Ongoing Clinical Trials for Isodicentric Chromosome 15 Syndrome
Currently, there is 1 ongoing clinical trial for Isodicentric Chromosome 15 Syndrome, also known as Chromosome 15 Duplication Syndrome. This trial is investigating the long-term safety of an investigational medication called soticlestat for people with rare epileptic conditions, and it is being conducted across multiple European countries.
Clinical trial locations
- Poland
- Portugal
- Spain
Study on Long-Term Safety of Soticlestat for Adults and Children with Developmental Epileptic Encephalopathies
This clinical trial focuses on evaluating the long-term safety and tolerability of soticlestat (also known as TAK-935) in individuals with Developmental Epileptic Encephalopathies. These rare forms of epilepsy include Dravet Syndrome, Lennox Gastaut Syndrome, CDKL5 Deficiency Disorder, and Chromosome 15 Duplication Syndrome. The study is designed to monitor how well people tolerate soticlestat when it is used together with their existing seizure treatments.
Main inclusion criteria:
- Participants must have taken part in a previous soticlestat study
- They should have either completed an earlier soticlestat study or received at least 10 weeks of treatment with the medication
- Participants must not have experienced serious or severe side effects that would make it unsafe to continue
- The study doctor must believe that participants have the potential to benefit from taking soticlestat
- The study is open to people of any gender and includes individuals from vulnerable populations who may need extra care
Main exclusion criteria:
- Patients with medical conditions other than the specific types of epileptic encephalopathies being studied
- Patients not currently using at least one anti-seizure therapy, such as anti-epileptic medications, a vagal nerve stimulator, or special diets like the ketogenic or modified Atkins diet
- Patients outside the specified age range for the study
- Patients unwilling or unable to follow the study procedures
- Patients with other medical conditions or situations that would make participation unsafe or inappropriate
Focus and goal of the trial:
The primary goal of this trial is to assess the long-term safety and tolerability of soticlestat when used as an additional therapy alongside other anti-seizure treatments. Participants will take soticlestat in tablet form, with a maximum daily dose of 600 milligrams, for a treatment period of up to 96 weeks. Throughout the study, researchers will closely monitor participants’ health, tracking any side effects, changes in behavior, seizure frequency, and other important health indicators. Regular assessments will include checking vital signs, body weight, and conducting laboratory tests.
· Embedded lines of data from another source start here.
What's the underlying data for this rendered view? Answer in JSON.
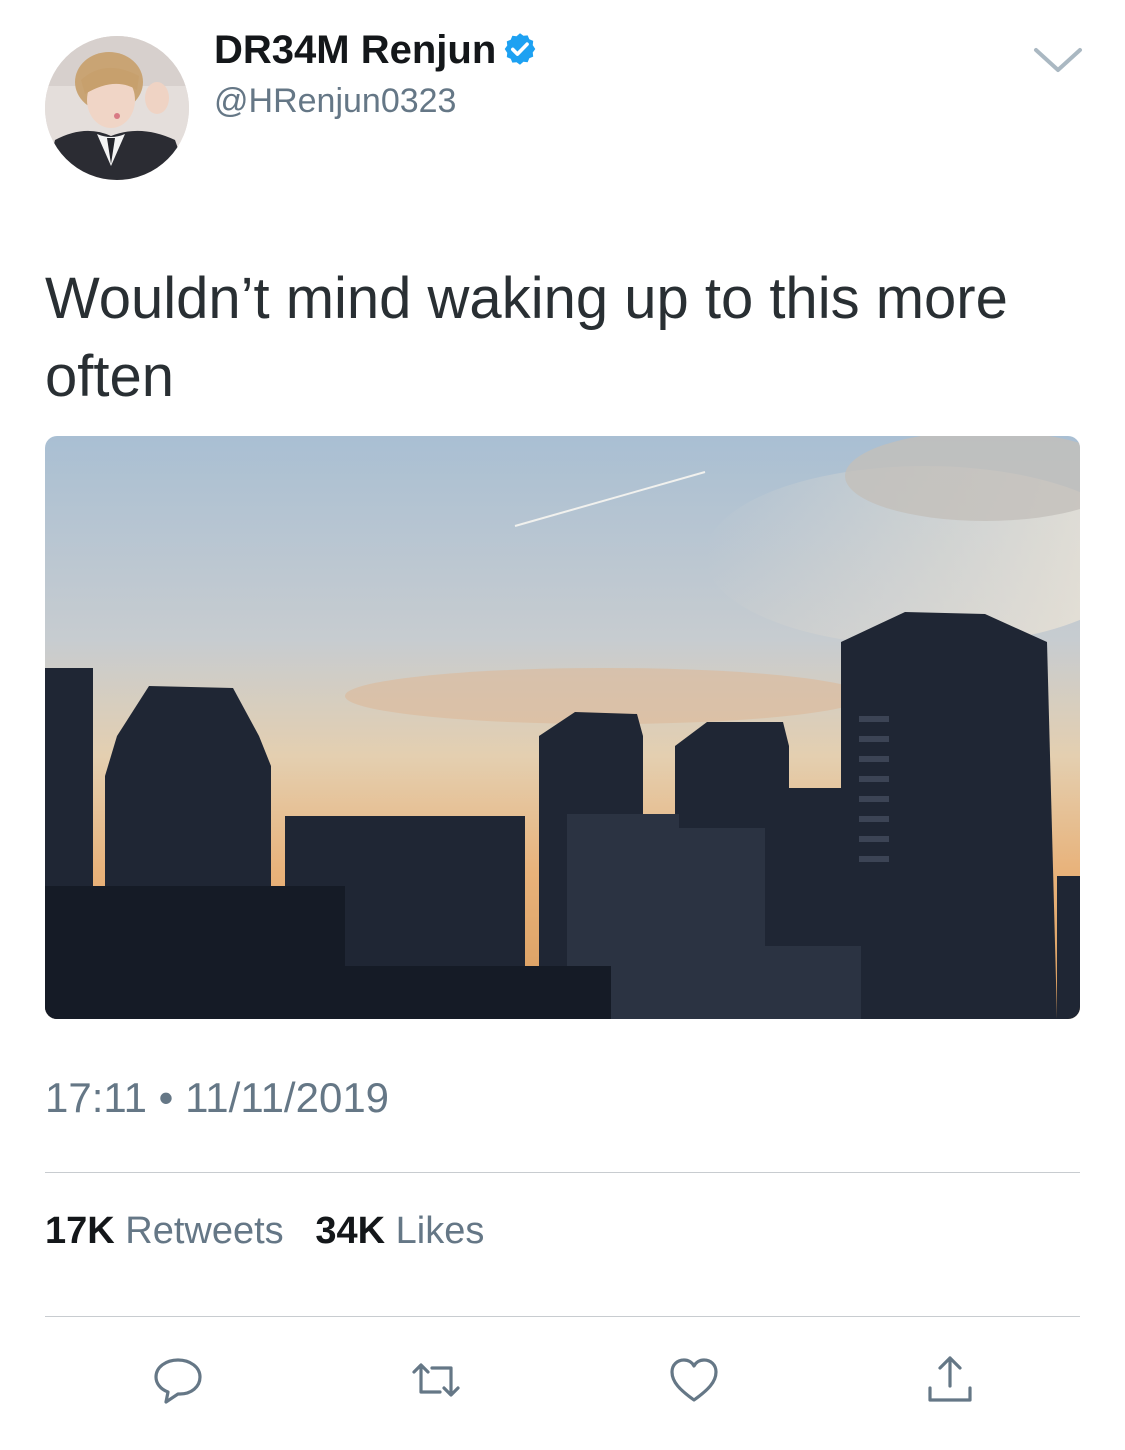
{
  "author": {
    "display_name": "DR34M Renjun",
    "handle": "@HRenjun0323",
    "verified": true,
    "avatar_icon": "profile-photo"
  },
  "tweet": {
    "text": "Wouldn’t mind waking up to this more often",
    "media_description": "sunset city skyline photo"
  },
  "meta": {
    "time": "17:11",
    "separator": "•",
    "date": "11/11/2019"
  },
  "stats": {
    "retweets_count": "17K",
    "retweets_label": "Retweets",
    "likes_count": "34K",
    "likes_label": "Likes"
  },
  "actions": {
    "reply_icon": "reply-icon",
    "retweet_icon": "retweet-icon",
    "like_icon": "heart-icon",
    "share_icon": "share-icon"
  },
  "colors": {
    "verified_blue": "#1da1f2",
    "secondary_text": "#657786",
    "primary_text": "#14171a",
    "icon_gray": "#657786"
  }
}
Behavioral and functional measures will be evaluated using specific scales to understand how the medication affects daily life and development. This extension study builds on earlier research, allowing scientists to gather more information about the medication’s effects over a longer period. The study is expected to continue until May 2026.
Investigational drug:
Soticlestat (TAK-935) is the medication being studied in this trial. It is an investigational antiepileptic drug, meaning it is still being researched and is not yet widely available for general medical use. Soticlestat works by targeting specific enzymes in the brain to help reduce the frequency of seizures. In this trial, it is administered orally as a tablet and is used alongside other treatments that patients are already taking for their epilepsy. The goal is to determine whether soticlestat can be safely used over a long period and whether patients can tolerate it without experiencing too many side effects.
Summary
There is currently one ongoing clinical trial available for people with Isodicentric Chromosome 15 Syndrome, which is also known as Chromosome 15 Duplication Syndrome. This trial is being conducted in three European countries: Spain, Poland, and Portugal. The study is investigating soticlestat, an investigational medication designed to help reduce seizures in people with rare developmental epileptic encephalopathies. This research represents an extension of earlier studies, focusing specifically on understanding the long-term safety profile of the medication when used alongside existing seizure treatments. The trial is open to both adults and children who have previously participated in soticlestat studies and continues to accept participants until 2026.